Vickers scored on a wild 65-yard scamper and teammate Douglas McCleod added the extra point for an 8-6 decision ending a 55-game losing streak.
“I was quick, but not fast,” said Vickers. “Everyone said I ran like I was running for my life. I was. It sure was fun to participate.”
A year later in 1963, he married his high school sweetheart, Cleo Cox, class valedictorian and a standout basketball scorer who is often considered among the elite Panther athletes of all time.
“Our boys’ teams weren’t very good back then, but our girls’ basketball teams were outstanding,” recalls Vickers. “Cleo was a great scorer, unstoppable.”
This year, the couple celebrated their 50th wedding anniversary.
In 1965 in only their second year of marriage, Vickers entered the Navy at the height of the Vietnam War. After completing basic training and extensive medical instruction in surgical techniques, Corpsman Vickers received his orders to Vietnam. His September 3, 1967 arrival is very clear.
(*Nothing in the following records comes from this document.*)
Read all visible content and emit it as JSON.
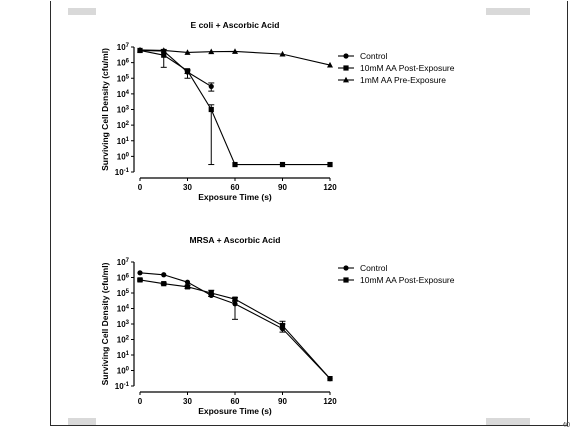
{
  "page_number": "40",
  "chart_data": [
    {
      "type": "line",
      "title": "E coli + Ascorbic Acid",
      "xlabel": "Exposure Time (s)",
      "ylabel": "Surviving Cell Density (cfu/ml)",
      "xlim": [
        0,
        120
      ],
      "ylim_log10": [
        -1,
        7
      ],
      "y_scale": "log",
      "x_ticks": [
        0,
        30,
        60,
        90,
        120
      ],
      "x_tick_labels": [
        "0",
        "30",
        "60",
        "90",
        "120"
      ],
      "y_tick_exponents": [
        7,
        6,
        5,
        4,
        3,
        2,
        1,
        0,
        -1
      ],
      "y_tick_bases": [
        "10",
        "10",
        "10",
        "10",
        "10",
        "10",
        "10",
        "10",
        "10"
      ],
      "y_tick_sups": [
        "7",
        "6",
        "5",
        "4",
        "3",
        "2",
        "1",
        "0",
        "-1"
      ],
      "legend_position": "right",
      "series": [
        {
          "name": "Control",
          "marker": "circle",
          "points": [
            [
              0,
              6000000.0
            ],
            [
              15,
              5500000.0
            ],
            [
              30,
              250000.0
            ],
            [
              45,
              30000.0
            ]
          ],
          "error_low": [
            6000000.0,
            5500000.0,
            200000.0,
            15000.0
          ],
          "error_high": [
            6000000.0,
            5500000.0,
            300000.0,
            50000.0
          ]
        },
        {
          "name": "10mM AA Post-Exposure",
          "marker": "square",
          "points": [
            [
              0,
              6000000.0
            ],
            [
              15,
              3000000.0
            ],
            [
              30,
              300000.0
            ],
            [
              45,
              1000.0
            ],
            [
              60,
              0.3
            ],
            [
              90,
              0.3
            ],
            [
              120,
              0.3
            ]
          ],
          "error_low": [
            5500000.0,
            500000.0,
            100000.0,
            0.3,
            0.3,
            0.3,
            0.3
          ],
          "error_high": [
            6500000.0,
            7000000.0,
            350000.0,
            2000.0,
            0.3,
            0.3,
            0.3
          ]
        },
        {
          "name": "1mM AA Pre-Exposure",
          "marker": "triangle",
          "points": [
            [
              0,
              6500000.0
            ],
            [
              15,
              6000000.0
            ],
            [
              30,
              4500000.0
            ],
            [
              45,
              5000000.0
            ],
            [
              60,
              5200000.0
            ],
            [
              90,
              3500000.0
            ],
            [
              120,
              700000.0
            ]
          ],
          "error_low": [
            6500000.0,
            6000000.0,
            4500000.0,
            5000000.0,
            5200000.0,
            3500000.0,
            700000.0
          ],
          "error_high": [
            6500000.0,
            6000000.0,
            4500000.0,
            5000000.0,
            5200000.0,
            3500000.0,
            700000.0
          ]
        }
      ]
    },
    {
      "type": "line",
      "title": "MRSA + Ascorbic Acid",
      "xlabel": "Exposure Time (s)",
      "ylabel": "Surviving Cell Density (cfu/ml)",
      "xlim": [
        0,
        120
      ],
      "ylim_log10": [
        -1,
        7
      ],
      "y_scale": "log",
      "x_ticks": [
        0,
        30,
        60,
        90,
        120
      ],
      "x_tick_labels": [
        "0",
        "30",
        "60",
        "90",
        "120"
      ],
      "y_tick_exponents": [
        7,
        6,
        5,
        4,
        3,
        2,
        1,
        0,
        -1
      ],
      "y_tick_bases": [
        "10",
        "10",
        "10",
        "10",
        "10",
        "10",
        "10",
        "10",
        "10"
      ],
      "y_tick_sups": [
        "7",
        "6",
        "5",
        "4",
        "3",
        "2",
        "1",
        "0",
        "-1"
      ],
      "legend_position": "right",
      "series": [
        {
          "name": "Control",
          "marker": "circle",
          "points": [
            [
              0,
              2000000.0
            ],
            [
              15,
              1500000.0
            ],
            [
              30,
              500000.0
            ],
            [
              45,
              70000.0
            ],
            [
              60,
              20000.0
            ],
            [
              90,
              500.0
            ],
            [
              120,
              0.3
            ]
          ],
          "error_low": [
            2000000.0,
            1500000.0,
            500000.0,
            60000.0,
            2000.0,
            300.0,
            0.3
          ],
          "error_high": [
            2000000.0,
            1500000.0,
            550000.0,
            80000.0,
            30000.0,
            1000.0,
            0.3
          ]
        },
        {
          "name": "10mM AA Post-Exposure",
          "marker": "square",
          "points": [
            [
              0,
              700000.0
            ],
            [
              15,
              400000.0
            ],
            [
              30,
              250000.0
            ],
            [
              45,
              100000.0
            ],
            [
              60,
              40000.0
            ],
            [
              90,
              800.0
            ],
            [
              120,
              0.3
            ]
          ],
          "error_low": [
            600000.0,
            350000.0,
            200000.0,
            60000.0,
            30000.0,
            500.0,
            0.3
          ],
          "error_high": [
            800000.0,
            450000.0,
            300000.0,
            150000.0,
            50000.0,
            1500.0,
            0.3
          ]
        }
      ]
    }
  ]
}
On his second night, his base was bombarded. Over the next two years, he would be a part of 220 helicopter missions to assist and evacuate injured soldiers.
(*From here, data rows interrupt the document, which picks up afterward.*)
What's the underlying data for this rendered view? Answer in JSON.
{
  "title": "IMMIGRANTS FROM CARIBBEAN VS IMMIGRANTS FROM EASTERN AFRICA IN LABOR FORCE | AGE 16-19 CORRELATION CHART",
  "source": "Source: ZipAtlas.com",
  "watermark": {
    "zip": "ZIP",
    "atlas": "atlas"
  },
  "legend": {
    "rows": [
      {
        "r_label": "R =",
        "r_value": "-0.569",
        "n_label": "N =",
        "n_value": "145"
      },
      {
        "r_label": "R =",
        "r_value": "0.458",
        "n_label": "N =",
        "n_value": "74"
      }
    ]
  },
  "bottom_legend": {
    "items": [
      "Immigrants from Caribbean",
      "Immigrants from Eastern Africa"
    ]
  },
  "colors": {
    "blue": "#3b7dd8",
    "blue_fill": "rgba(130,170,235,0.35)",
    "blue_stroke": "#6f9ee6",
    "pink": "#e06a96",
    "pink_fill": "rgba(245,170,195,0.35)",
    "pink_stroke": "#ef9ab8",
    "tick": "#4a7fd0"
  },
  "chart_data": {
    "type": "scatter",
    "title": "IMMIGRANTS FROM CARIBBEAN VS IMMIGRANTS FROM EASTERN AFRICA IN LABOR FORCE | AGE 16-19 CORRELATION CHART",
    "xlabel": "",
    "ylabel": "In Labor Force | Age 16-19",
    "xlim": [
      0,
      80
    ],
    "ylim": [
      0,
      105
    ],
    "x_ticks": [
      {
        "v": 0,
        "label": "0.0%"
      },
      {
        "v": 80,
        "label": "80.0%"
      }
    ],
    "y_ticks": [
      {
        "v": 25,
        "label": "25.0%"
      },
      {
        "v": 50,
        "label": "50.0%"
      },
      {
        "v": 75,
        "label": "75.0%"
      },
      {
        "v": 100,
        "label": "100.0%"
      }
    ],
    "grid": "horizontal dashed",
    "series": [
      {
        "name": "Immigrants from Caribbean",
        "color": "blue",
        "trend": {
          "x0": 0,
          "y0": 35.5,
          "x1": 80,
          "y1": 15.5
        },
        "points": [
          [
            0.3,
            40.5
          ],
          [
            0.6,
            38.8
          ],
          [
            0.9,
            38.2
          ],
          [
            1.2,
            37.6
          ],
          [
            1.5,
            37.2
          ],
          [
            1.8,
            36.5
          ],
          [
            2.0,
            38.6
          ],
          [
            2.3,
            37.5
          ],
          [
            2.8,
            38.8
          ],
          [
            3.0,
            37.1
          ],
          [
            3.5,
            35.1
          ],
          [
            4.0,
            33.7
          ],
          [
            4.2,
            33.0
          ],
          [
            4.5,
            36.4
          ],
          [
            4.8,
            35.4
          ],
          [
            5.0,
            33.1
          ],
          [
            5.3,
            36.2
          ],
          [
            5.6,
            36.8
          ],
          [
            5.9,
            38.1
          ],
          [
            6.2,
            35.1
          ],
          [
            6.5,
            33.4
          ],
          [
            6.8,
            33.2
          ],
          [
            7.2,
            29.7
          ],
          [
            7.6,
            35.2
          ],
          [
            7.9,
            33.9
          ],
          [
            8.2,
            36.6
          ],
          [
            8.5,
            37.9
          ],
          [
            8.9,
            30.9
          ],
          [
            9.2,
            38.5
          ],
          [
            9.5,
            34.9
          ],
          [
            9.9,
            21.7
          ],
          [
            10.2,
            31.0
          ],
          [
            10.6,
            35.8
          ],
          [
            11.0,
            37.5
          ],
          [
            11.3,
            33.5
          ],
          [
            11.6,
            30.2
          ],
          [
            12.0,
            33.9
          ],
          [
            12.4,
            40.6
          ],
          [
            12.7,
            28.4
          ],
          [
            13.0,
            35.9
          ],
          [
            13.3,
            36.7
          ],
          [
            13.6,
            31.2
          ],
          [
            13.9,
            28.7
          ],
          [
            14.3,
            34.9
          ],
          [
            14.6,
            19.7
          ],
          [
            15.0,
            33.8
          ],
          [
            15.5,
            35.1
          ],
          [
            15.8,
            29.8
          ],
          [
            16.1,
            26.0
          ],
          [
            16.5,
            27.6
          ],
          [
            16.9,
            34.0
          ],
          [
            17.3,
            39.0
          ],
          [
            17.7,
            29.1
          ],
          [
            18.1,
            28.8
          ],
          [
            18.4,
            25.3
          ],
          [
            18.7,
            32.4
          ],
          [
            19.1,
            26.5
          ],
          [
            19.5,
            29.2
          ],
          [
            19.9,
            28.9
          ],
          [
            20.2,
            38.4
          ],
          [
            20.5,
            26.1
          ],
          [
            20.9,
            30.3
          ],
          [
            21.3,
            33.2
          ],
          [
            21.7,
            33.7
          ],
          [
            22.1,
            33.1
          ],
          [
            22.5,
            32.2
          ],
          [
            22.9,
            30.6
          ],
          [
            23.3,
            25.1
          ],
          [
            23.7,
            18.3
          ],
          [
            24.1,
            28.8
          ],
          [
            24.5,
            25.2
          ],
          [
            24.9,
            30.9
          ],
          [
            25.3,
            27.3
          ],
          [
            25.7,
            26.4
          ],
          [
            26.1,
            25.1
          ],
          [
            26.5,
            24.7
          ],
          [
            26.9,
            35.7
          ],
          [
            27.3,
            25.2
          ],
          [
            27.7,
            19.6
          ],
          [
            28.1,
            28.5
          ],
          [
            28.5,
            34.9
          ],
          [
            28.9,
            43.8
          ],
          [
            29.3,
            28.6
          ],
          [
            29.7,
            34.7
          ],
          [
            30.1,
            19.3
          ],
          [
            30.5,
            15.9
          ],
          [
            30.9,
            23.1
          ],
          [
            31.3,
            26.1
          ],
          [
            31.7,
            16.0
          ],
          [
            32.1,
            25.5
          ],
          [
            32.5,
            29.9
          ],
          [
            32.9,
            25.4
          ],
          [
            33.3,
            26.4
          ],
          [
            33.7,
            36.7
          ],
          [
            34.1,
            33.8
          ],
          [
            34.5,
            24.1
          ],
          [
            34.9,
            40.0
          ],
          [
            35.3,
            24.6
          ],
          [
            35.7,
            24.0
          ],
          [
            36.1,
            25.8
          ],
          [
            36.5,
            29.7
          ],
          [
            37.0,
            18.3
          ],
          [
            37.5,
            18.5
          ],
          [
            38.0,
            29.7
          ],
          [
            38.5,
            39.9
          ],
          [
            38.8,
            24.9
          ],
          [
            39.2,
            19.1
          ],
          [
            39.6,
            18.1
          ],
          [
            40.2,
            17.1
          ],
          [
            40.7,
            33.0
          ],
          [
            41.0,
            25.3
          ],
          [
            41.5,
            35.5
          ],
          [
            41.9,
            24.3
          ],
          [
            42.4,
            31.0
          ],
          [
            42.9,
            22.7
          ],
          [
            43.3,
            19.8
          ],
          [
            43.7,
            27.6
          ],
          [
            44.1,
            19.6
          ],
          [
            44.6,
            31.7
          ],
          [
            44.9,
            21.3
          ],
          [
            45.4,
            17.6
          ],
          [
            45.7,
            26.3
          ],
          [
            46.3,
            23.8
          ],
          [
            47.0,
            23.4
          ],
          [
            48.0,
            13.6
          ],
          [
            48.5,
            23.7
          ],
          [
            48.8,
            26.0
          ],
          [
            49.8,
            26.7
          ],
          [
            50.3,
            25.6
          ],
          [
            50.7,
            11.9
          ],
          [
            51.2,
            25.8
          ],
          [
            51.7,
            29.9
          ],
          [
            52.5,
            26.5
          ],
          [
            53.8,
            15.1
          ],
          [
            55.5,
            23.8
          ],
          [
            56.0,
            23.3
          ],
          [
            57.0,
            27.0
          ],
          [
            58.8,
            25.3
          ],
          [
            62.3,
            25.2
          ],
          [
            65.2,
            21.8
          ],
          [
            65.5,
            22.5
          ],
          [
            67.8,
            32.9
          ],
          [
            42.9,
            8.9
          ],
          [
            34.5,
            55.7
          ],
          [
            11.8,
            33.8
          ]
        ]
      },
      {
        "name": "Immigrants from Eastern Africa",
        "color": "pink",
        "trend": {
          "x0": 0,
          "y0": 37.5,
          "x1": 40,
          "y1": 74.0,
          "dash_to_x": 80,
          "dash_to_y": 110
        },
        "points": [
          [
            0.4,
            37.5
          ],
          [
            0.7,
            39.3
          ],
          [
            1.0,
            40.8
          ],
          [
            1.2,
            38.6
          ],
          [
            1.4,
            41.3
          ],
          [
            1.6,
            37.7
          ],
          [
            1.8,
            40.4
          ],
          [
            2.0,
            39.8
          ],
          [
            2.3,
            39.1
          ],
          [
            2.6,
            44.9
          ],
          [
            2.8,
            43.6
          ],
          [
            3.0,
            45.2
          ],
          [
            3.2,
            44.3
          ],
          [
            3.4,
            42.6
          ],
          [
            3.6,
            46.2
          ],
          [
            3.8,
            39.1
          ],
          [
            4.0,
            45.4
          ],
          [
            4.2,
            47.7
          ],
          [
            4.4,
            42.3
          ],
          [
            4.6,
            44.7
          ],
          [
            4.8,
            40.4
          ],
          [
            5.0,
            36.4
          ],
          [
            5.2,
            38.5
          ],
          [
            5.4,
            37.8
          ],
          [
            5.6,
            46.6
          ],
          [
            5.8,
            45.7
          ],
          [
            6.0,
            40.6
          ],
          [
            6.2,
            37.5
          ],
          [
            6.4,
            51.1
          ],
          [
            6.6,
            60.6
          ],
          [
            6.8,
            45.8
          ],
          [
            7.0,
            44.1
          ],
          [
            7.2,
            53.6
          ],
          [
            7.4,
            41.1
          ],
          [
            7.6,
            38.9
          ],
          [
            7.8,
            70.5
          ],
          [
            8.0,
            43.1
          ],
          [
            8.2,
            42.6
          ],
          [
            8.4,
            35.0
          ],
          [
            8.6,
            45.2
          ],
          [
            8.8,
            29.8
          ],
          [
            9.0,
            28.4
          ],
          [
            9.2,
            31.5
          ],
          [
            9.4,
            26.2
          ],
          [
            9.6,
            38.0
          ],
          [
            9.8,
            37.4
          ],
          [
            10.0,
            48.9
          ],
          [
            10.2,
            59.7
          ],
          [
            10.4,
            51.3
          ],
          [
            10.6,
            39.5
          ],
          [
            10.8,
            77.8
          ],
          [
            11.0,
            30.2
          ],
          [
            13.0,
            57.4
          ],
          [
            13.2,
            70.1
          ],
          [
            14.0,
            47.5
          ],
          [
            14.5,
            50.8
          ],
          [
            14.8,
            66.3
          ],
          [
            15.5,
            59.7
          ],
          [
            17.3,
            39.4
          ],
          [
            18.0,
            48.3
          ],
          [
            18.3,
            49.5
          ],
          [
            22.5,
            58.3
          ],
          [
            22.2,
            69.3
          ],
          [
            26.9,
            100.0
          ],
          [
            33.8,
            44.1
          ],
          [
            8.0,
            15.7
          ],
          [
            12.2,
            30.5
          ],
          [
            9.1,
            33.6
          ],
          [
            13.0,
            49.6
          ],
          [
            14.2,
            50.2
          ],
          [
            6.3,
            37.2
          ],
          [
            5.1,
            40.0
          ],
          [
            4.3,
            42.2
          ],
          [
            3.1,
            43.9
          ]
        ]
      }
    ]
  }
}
“I cheated death many a time as a corpsman,” recalls Vickers whose missions frequently came under fire.
One mission in particular sticks in his mind and was documented by Scripps-Howard Staff Writer Don Tate and published on the front page of the Memphis Press-Scimitar newspaper in Memphis, Tenn., on Dec. 12, 1967.
Responding to a desperate call for help from a trapped reconnaissance patrol in Vietnam, Vickers dangled from a spinning cable from a helicopter in search of the wounded. Under fire, the tree-top flying chopper dropped him in the middle of the fire-fight far removed from friendly forces. Wounded and surrounded by hostile forces and in the midst of a fierce bombardment from offshore U.S. gunships, he evaded capture and dragged and pushed himself some 38 miles through the jungle including crawling along the bank of a mucky river filled with slime and leeches until he reached help. The event would earn him a Purple Heart.
Corpsman Vickers was all too happy to return home to Liberty Hill in 1969, but Vietnam would haunt him for “a long while.” With the help of his wife, Cleo, he worked through the seemingly unending nightmares.
“My wife was real patient,” said Vickers. “We sat and talked about it and talked about it until I felt better.”
Vickers may have cheated death in Vietnam, but in Liberty Hill he and the town have been rewarded with the riches of community and the blessings of family because of his sacrifice and willingness to serve. For that, he is champion.